We chose to stop here for our lunch, and of course, the mist lifted as we sat and ate, enough to expose some impressive tors off in the distance, on the opposite side of the Hill than we had arrived. I wondered what those Tors were, and when I worked it out with my map and compass was surprised to realise that they were Higher Tor and Belstone Tor, precisely where we had traveled from, which just goes to show how easy it is to lose your bearings on Dartmoor, especially in the mist.
Soon we were ready to leave the summit of Cosdon Hill and headed for 2KM South along a well-trodden path towards the stone circle of Little Hound Tor, known as White Moor Circle. Of course, once on the move again, the weather became even worse than it had been in the morning. Horrendous in fact, so much so that we decided to rubber up, and donned our waterproofs for the remains of the day.
So there we were, walking along the bleak moor, in zero visibility, with waterproofs on, a map and compass around each of our necks, when we met a man wandering along with his dog, dressed in jeans and a T-shirt, soaked to the bone, with no map, no compass asking us casually 'Do you know how to get to Sticklepath from here?' as though he had just pulled us over in a street.
Nath was absolutely stunned. He pointed the chap North, towards Cosdon Beacon, but couldn't hide his contempt for such a dim-witted fool, wandering the dangerous moors in dangerous conditions, dressed for the beach. It actually made us feel a little more responsible than we usually did. We, who were often frowned upon in the hiking circles for not being precious about the majesty of rambling, and yet here we were, proud to have a bit of one-upmanship over someone else far more unprepared and uneducated than we.
Anyway, we soon reached the stone circle, the first that I had seen on Dartmoor, an impressive little circle that we have since learned is situated in a location with fantastic panoramic views. We will have to take their word for that! We were also informed that there is a particularly treacherous mire to the north-east of the circle, which I am surprised to say, we didn't stumble across. Who'd have thought it?

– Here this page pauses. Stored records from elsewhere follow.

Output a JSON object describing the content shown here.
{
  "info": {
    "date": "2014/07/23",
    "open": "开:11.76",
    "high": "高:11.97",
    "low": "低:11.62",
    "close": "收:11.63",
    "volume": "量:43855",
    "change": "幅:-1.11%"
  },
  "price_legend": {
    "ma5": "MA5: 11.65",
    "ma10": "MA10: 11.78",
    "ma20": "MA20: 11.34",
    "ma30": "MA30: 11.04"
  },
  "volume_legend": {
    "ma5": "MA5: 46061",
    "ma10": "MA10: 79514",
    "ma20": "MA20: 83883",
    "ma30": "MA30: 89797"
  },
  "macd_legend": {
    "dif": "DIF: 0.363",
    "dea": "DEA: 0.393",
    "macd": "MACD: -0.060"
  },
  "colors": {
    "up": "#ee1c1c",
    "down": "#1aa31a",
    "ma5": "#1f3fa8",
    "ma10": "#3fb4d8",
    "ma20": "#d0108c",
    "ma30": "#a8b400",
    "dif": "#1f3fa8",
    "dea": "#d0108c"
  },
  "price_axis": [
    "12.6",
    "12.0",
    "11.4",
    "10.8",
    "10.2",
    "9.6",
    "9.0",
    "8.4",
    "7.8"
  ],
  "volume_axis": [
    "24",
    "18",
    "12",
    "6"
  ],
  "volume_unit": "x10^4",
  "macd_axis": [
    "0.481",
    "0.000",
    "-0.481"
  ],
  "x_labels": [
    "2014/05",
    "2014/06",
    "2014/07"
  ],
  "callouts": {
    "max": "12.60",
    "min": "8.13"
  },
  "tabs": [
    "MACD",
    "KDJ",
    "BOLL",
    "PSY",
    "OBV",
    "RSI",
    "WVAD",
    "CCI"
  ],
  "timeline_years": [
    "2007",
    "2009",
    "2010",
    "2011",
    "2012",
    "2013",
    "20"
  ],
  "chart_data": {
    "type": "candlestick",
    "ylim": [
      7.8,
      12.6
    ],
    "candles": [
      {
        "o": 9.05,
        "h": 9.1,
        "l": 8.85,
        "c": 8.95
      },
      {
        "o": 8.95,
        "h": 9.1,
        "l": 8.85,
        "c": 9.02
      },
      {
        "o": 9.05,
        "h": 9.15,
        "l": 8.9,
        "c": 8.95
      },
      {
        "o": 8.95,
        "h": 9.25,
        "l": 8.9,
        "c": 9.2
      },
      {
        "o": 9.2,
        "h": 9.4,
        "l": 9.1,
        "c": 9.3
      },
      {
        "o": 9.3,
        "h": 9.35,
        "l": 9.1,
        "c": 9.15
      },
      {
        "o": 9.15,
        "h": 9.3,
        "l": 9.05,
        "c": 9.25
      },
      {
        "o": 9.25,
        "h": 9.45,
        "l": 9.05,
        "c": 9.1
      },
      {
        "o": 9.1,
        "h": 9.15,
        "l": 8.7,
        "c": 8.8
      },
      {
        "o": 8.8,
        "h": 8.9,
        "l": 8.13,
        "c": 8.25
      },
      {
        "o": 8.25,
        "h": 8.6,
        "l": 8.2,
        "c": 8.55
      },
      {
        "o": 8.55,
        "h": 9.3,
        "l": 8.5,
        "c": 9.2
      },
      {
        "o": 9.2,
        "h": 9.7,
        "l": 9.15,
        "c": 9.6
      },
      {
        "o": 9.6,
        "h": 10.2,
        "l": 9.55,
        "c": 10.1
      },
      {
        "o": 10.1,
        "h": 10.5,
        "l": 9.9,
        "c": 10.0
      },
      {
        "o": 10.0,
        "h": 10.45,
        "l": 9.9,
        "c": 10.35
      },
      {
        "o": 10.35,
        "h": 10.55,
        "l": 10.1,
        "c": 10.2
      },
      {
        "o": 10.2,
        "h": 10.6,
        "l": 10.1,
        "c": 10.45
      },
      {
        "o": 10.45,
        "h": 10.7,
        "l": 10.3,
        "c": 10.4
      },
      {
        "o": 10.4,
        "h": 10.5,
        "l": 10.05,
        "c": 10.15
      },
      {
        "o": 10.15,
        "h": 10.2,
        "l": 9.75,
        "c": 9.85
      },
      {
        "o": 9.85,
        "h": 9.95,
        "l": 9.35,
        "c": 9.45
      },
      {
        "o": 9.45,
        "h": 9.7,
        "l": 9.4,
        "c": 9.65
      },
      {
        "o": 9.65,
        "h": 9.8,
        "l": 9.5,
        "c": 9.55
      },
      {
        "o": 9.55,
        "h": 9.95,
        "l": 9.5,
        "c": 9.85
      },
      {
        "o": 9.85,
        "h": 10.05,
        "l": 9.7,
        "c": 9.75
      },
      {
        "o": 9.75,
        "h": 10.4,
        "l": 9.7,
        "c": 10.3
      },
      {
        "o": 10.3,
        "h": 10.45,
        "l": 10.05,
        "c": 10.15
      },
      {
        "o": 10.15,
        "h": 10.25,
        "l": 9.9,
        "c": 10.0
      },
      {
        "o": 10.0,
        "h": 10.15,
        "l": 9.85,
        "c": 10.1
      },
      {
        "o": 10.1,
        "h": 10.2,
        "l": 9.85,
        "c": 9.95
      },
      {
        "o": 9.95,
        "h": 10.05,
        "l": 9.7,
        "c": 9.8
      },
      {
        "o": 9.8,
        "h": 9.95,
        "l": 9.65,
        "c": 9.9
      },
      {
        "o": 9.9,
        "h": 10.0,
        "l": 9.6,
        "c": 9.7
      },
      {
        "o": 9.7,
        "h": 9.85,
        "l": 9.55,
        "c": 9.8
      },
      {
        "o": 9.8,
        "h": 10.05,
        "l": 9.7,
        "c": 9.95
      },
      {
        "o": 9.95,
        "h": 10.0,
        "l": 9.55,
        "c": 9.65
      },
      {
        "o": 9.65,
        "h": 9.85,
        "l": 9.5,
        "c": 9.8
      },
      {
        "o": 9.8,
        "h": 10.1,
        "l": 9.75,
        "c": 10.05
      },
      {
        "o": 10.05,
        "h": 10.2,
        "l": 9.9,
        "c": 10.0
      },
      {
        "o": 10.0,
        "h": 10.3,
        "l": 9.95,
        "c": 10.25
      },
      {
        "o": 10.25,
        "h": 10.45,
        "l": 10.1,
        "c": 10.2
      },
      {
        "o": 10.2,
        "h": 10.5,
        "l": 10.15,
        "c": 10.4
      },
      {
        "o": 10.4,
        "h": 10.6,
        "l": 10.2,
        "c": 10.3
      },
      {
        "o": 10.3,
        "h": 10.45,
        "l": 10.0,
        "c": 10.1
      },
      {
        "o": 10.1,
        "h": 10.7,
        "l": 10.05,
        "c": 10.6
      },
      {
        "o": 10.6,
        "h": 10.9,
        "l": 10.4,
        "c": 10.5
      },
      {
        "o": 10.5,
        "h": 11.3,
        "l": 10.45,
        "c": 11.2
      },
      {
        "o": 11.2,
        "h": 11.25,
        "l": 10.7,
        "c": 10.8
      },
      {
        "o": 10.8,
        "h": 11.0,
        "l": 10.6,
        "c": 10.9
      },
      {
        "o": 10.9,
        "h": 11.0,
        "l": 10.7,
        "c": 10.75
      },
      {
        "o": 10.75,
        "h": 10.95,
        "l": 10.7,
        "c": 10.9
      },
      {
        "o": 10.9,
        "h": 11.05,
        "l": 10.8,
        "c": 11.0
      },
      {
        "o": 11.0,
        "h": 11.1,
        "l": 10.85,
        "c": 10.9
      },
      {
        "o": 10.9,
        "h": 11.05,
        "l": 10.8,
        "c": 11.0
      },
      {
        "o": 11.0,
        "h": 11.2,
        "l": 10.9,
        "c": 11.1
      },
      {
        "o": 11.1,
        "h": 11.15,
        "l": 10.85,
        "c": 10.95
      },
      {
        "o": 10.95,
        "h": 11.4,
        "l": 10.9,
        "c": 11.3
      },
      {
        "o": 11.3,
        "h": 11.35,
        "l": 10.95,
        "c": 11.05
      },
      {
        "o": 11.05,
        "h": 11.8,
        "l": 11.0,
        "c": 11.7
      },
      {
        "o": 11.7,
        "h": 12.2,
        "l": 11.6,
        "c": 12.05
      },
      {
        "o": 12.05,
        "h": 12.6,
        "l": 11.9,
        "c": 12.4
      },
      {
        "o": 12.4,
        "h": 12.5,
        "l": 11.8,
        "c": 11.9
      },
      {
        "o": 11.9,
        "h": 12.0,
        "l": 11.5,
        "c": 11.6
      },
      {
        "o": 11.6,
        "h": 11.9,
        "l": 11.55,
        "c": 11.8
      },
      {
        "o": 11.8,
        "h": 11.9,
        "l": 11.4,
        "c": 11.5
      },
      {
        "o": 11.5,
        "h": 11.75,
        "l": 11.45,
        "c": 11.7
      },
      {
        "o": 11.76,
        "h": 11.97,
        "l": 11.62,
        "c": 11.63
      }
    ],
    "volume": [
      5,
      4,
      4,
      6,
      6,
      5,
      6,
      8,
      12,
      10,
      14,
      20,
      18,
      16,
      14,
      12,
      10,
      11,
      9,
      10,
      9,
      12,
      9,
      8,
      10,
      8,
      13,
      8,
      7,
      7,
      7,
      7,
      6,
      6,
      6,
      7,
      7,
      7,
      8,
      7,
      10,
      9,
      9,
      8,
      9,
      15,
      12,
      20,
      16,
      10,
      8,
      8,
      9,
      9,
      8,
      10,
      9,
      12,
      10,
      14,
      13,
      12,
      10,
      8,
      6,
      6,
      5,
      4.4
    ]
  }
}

From the stone circle, a little walk SW for about an eighth of a kilometer, and we reached the summit of Hound Tor, which marked the beginning of the end of our walk. From here we were heading back towards the car, in a roundabout sort of way. We went West, back down into the valley and across the River Taw once again, before taking the laborious climb up to the top of Steeperton Tor, a miserable little hut, and mast in the middle of this bleak and grey landscape.
I was not impressed, but after the climb I was glad to take ten minutes here to compose myself. And for reasons I still can't comprehend, Nath later confessed (and I mean many, many months later) that this particular rest spot happened to be his favourite moment of Summit or Nothing so far, something about the bleakness, the weather, the day we had endured - as I said, reasons that I cannot comprehend.
From here, we could have bee-lined from Steeperton to Oke Tor, and knocked that one off of our list, but for more reasons that I can't comprehend, Nath had us heading backward, away from our car, until we found a track that lead us to our car was the better option. In hindsight from the number of times we have wound up stuck in the bog, he probably was right, and besides, I had a dodgy ankle that day. It was a long walk anyway, back to the car, probably 3 or 4km along the road, and of course, as we approached the car, the rain eased off and the mist began to lift. Of course, it did!